The conclusion that the complainant is not entitled to the equitable relief sought is based' largely on the defects in the proofs made by him. The complainant’s counsel argued that practically all the testimony submitted by the defendant was inadmissible, inasmuch as the defenses which such testimony-substantiated were not set up in the answer. It is, of course, true that in chancery an answer' is twofold in character, in that iti contains discovery and sets up the defense on which the defendant relies to defeat the bill, and, furthermore, that a defendant cannot avail himself of any matter of defense which he has not set up in his answer, even though it should appear in his-evidence.
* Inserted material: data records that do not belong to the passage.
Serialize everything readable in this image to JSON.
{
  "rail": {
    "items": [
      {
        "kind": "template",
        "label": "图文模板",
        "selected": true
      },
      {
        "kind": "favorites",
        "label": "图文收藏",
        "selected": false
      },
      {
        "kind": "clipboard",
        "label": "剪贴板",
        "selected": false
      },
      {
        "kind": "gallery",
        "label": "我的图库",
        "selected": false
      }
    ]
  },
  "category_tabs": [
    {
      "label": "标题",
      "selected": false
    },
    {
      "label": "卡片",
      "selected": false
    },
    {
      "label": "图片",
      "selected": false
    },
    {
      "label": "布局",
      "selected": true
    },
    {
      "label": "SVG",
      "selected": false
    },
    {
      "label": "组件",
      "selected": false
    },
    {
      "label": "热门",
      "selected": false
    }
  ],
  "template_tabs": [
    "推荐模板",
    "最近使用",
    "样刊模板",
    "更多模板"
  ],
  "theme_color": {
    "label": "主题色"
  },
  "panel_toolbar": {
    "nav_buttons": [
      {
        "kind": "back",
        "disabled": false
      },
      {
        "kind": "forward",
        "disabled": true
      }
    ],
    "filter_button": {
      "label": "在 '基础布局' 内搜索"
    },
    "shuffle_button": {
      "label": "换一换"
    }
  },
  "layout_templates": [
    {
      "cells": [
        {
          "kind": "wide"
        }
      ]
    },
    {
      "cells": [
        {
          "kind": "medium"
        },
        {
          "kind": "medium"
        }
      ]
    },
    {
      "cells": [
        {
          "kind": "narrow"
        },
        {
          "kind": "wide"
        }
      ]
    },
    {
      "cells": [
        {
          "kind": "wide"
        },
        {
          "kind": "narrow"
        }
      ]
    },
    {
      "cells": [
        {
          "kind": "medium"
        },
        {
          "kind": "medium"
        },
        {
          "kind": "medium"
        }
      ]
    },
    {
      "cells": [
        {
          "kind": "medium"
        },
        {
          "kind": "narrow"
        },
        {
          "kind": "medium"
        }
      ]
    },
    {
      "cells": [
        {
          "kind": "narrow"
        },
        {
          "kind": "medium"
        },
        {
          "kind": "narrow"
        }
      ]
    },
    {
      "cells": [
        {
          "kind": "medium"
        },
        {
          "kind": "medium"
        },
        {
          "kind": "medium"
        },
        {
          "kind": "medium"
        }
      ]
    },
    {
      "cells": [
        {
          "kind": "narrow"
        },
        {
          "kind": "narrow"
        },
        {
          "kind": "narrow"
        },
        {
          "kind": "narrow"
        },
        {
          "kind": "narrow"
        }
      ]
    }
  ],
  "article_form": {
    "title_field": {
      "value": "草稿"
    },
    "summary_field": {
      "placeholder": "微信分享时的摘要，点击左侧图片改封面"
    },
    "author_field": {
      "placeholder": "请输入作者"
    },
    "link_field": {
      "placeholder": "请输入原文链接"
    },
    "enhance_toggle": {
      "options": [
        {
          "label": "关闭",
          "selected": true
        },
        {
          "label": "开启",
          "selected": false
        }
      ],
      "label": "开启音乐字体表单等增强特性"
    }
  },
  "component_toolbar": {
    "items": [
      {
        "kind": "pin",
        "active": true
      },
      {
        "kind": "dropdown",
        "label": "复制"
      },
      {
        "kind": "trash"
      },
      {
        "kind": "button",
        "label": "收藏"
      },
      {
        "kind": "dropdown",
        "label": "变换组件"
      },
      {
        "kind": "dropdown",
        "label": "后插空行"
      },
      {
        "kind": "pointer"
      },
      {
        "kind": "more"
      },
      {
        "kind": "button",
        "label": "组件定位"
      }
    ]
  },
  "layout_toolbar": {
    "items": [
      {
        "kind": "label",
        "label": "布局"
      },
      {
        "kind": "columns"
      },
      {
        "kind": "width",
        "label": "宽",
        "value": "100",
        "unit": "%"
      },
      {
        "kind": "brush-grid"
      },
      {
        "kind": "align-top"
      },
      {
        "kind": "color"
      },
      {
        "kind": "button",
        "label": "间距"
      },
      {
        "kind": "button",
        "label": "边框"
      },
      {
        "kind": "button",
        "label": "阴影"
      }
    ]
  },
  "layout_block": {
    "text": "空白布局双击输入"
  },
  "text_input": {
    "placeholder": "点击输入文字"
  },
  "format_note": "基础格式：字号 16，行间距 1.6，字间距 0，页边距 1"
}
Langdell’s Summary of Equity Pleading, 90. It is urged by the complainant that the defendant, because it did not set up in its bill the defenses (1) that Patrick Denash was in America and not in England in 1888, the year in which the money was paid, as claimed in the bill, and (2) that the two-letters were forgeries, it could prove facts to make out these defenses. But this contention is obviously unsound. The defendant being an executor, in its answer to the bill could and should make answers on information and belief as to matters to which, as it says therein, it was a stranger. 2 Daniell’s Chancery Practice, *255. This it did, and thereby put the complainant to the proof of all the averments of his bill necessary to establish his case without the benefit of any discovery or admission of the defendant. The defendant sets up in the proof no affirmative defense, but a negative one, and can do so without an express, denial of the facts charged by the complainant, because of its representative character. The same is true as to the testimony respecting the forgery, for the letters are not attached to the bill, or even a copy thereof, and until produced in evidence the defendant could neither admit- or deny their authenticity, and when produced could surely show the forgery of them as a defense. The testimony of the defendant, speaking generally, was, therefore, admissible in this case, even though the defenses to which the testimony was applicable were not set out in the answer.

*229For the reasons stated, then, I am convinced that the complainant has failed to show satisfactorily that he is entitled to the relief sought, and the bill should be dismissed with costs on the complainant.